A few practical reasons:
Choosing the right model for the use case requires understanding what’s possible. If you don’t know what the frontier looks like, you can’t evaluate whether a third-party offering is well-suited or oversized for your problem.
Fine-tuning is increasingly a default operation. Even if you’re not training base models, fine-tuning them on domain data is a real workflow. Understanding the parameter-efficient fine-tuning techniques (adapters, prompt tuning, LoRA — though LoRA is just emerging) requires understanding how the underlying models work.
Specialized models for specialized domains may make sense. Smaller, domain-specific models trained at moderate scale (10B-100B parameters) are increasingly viable for enterprises with strong-enough use cases and budgets. Knowing what’s involved helps the build/buy decision.
The cost and capability landscape will shift fast. API pricing, model availability, and inference economics are all moving. Understanding the underlying engineering helps anticipate where the puck is going.
Vendor evaluation gets sharper. When a vendor claims their model “uses techniques from Megatron and GShard,” knowing what that actually means lets you evaluate the claim.
What’s Worth Watching
A few directions visible from this vantage point in mid-2021:
The combination of dense and sparse scaling will continue. The leading labs are converging on hybrid architectures.
Inference cost will become the binding constraint as models get larger. The training cost is one-time per model; the inference cost is per-request and dominates at scale. Distillation, quantization, and inference-optimized architectures will get more attention.

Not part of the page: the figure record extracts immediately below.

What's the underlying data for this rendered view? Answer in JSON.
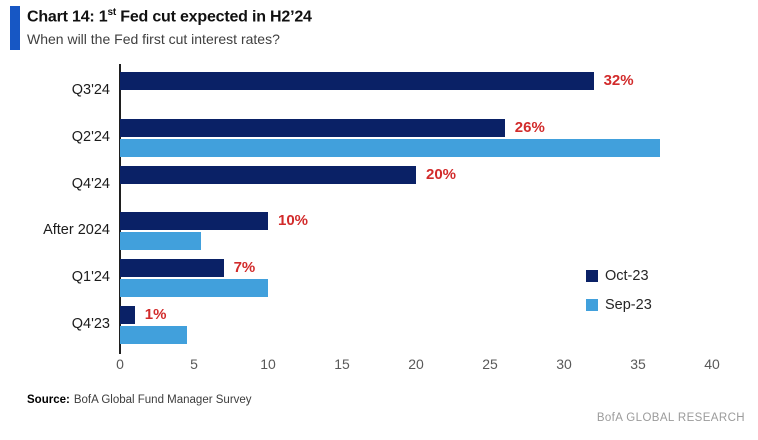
{
  "header": {
    "title_before_sup": "Chart 14: 1",
    "title_sup": "st",
    "title_after_sup": " Fed cut expected in H2’24",
    "subtitle": "When will the Fed first cut interest rates?",
    "accent_color": "#1757c4"
  },
  "chart_data": {
    "type": "bar",
    "orientation": "horizontal",
    "title": "Chart 14: 1st Fed cut expected in H2'24",
    "subtitle": "When will the Fed first cut interest rates?",
    "categories": [
      "Q3'24",
      "Q2'24",
      "Q4'24",
      "After 2024",
      "Q1'24",
      "Q4'23"
    ],
    "series": [
      {
        "name": "Oct-23",
        "color": "#0a2166",
        "values": [
          32,
          26,
          20,
          10,
          7,
          1
        ],
        "data_labels": [
          "32%",
          "26%",
          "20%",
          "10%",
          "7%",
          "1%"
        ]
      },
      {
        "name": "Sep-23",
        "color": "#41a0dc",
        "values": [
          0,
          36.5,
          0,
          5.5,
          10,
          4.5
        ],
        "data_labels": null
      }
    ],
    "xlim": [
      0,
      40
    ],
    "xticks": [
      0,
      5,
      10,
      15,
      20,
      25,
      30,
      35,
      40
    ],
    "grid": false,
    "legend_position": "right-middle",
    "value_label_color": "#d22b2b",
    "axis_line_color": "#1f1f1f"
  },
  "footer": {
    "source_label": "Source:",
    "source_text": "BofA Global Fund Manager Survey",
    "brand": "BofA GLOBAL RESEARCH"
  }
}
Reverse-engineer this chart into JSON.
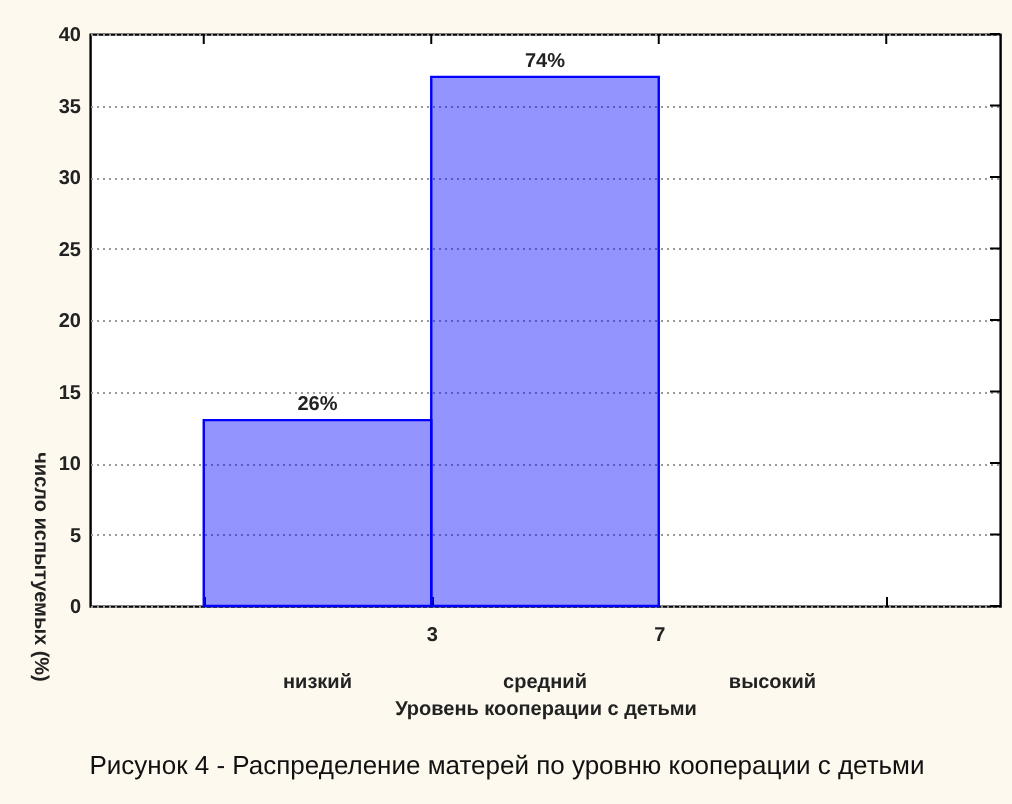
{
  "chart_data": {
    "type": "histogram",
    "title": "Рисунок 4 - Распределение матерей по уровню кооперации с детьми",
    "xlabel": "Уровень кооперации с детьми",
    "ylabel": "число испытуемых (%)",
    "categories": [
      "низкий",
      "средний",
      "высокий"
    ],
    "bins": [
      -1,
      3,
      7,
      11
    ],
    "values": [
      13,
      37,
      null
    ],
    "color": "#0000ff",
    "annotations": [
      {
        "text": "26%",
        "x": 1,
        "y": 13
      },
      {
        "text": "74%",
        "x": 5,
        "y": 37
      }
    ],
    "xlim": [
      -3,
      13
    ],
    "xticks": [
      {
        "value": -1,
        "label": null
      },
      3,
      7,
      {
        "value": 11,
        "label": null
      }
    ],
    "ylim": [
      0,
      40
    ],
    "yticks": [
      0,
      5,
      10,
      15,
      20,
      25,
      30,
      35,
      40
    ],
    "grid": "y"
  }
}
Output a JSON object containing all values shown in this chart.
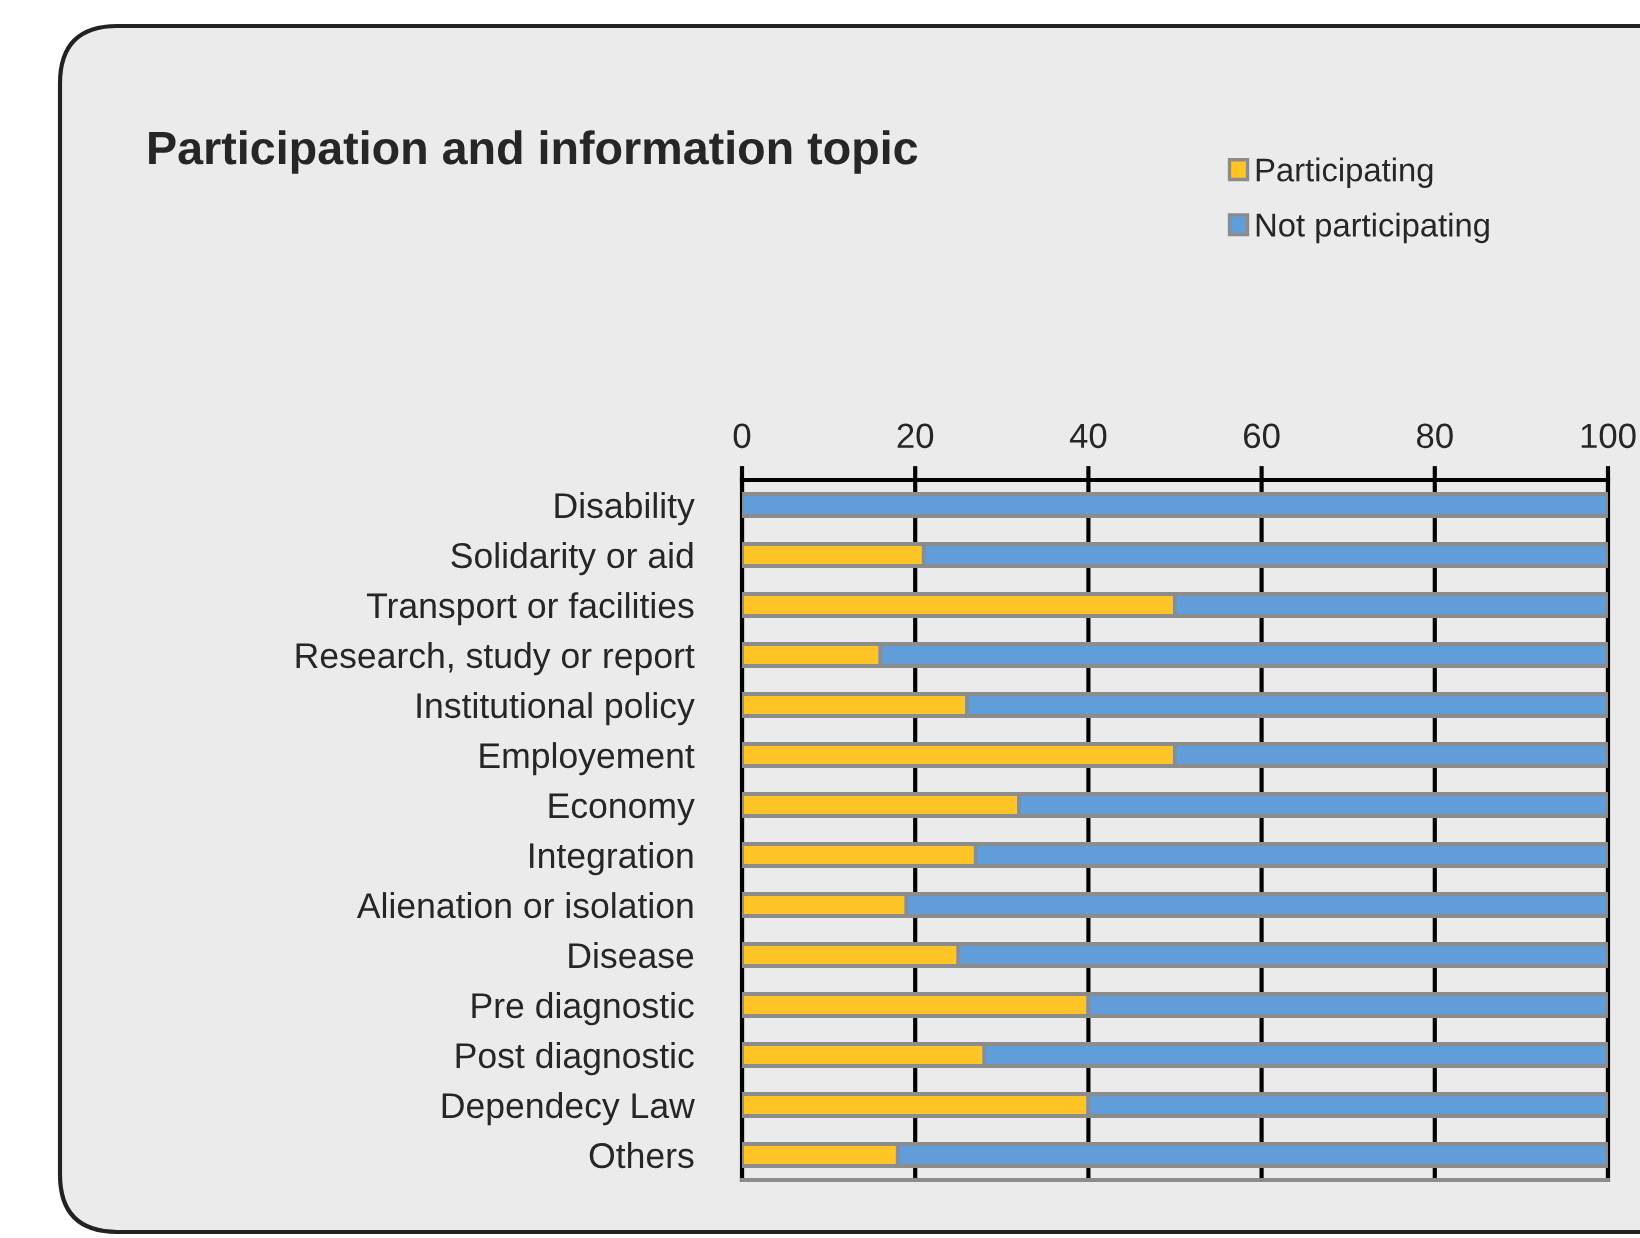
{
  "chart_data": {
    "type": "bar",
    "orientation": "horizontal",
    "stacked": true,
    "title": "Participation and information topic",
    "categories": [
      "Disability",
      "Solidarity or aid",
      "Transport or facilities",
      "Research, study or report",
      "Institutional policy",
      "Employement",
      "Economy",
      "Integration",
      "Alienation or isolation",
      "Disease",
      "Pre diagnostic",
      "Post diagnostic",
      "Dependecy Law",
      "Others"
    ],
    "series": [
      {
        "name": "Participating",
        "color": "#ffc425",
        "values": [
          0,
          21,
          50,
          16,
          26,
          50,
          32,
          27,
          19,
          25,
          40,
          28,
          40,
          18
        ]
      },
      {
        "name": "Not participating",
        "color": "#619ed9",
        "values": [
          100,
          79,
          50,
          84,
          74,
          50,
          68,
          73,
          81,
          75,
          60,
          72,
          60,
          82
        ]
      }
    ],
    "xlim": [
      0,
      100
    ],
    "xticks": [
      0,
      20,
      40,
      60,
      80,
      100
    ],
    "grid": "x",
    "legend": "top right"
  }
}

Open-weight large models will start to appear. EleutherAI’s GPT-Neo (2.7B) and the in-progress GPT-NeoX work are early examples. The dynamics of who has access to frontier capabilities will shift if open-weight models continue to scale.
Multimodal scaling will accelerate. Vision-language models (CLIP, DALL-E from earlier this year) are demonstrating that the scaling story extends beyond text-only models. Expect substantial progress on this front through the rest of 2021 and into 2022.
Code as a frontier domain. Codex from OpenAI, demonstrated last week, suggests that code-focused frontier models will be a distinct category with substantial enterprise implications.
Conclusion
LLMs at scale in 2021 have crossed from research curiosity to engineering discipline. The patterns demonstrated by Megatron-LM and GShard are recognizable, the trade-offs are well-understood, and the compositions are increasingly standardized. For enterprise teams, the right posture is to understand the engineering well enough to be informed consumers of frontier capabilities — which model fits which use case, what the cost and latency implications are, what the limits of fine-tuning and prompting are — even if the actual training stays with the leading labs. The category is moving fast; the foundational understanding helps the team make decisions that age well.
References
Narayanan, D. et al. (2021). Efficient Large-Scale Language Model Training on GPU Clusters Using Megatron-LM. NVIDIA.
Lepikhin, D. et al. (2020). GShard: Scaling Giant Models with Conditional Computation and Automatic Sharding. Google.
Fedus, W. et al. (2021). Switch Transformers: Scaling to Trillion Parameter Models with Simple and Efficient Sparsity. Google.
Shoeybi, M. et al. (2019). Megatron-LM: Training Multi-Billion Parameter Language Models Using Model Parallelism. NVIDIA.
Brown, T. et al. (2020). Language Models are Few-Shot Learners (GPT-3). OpenAI.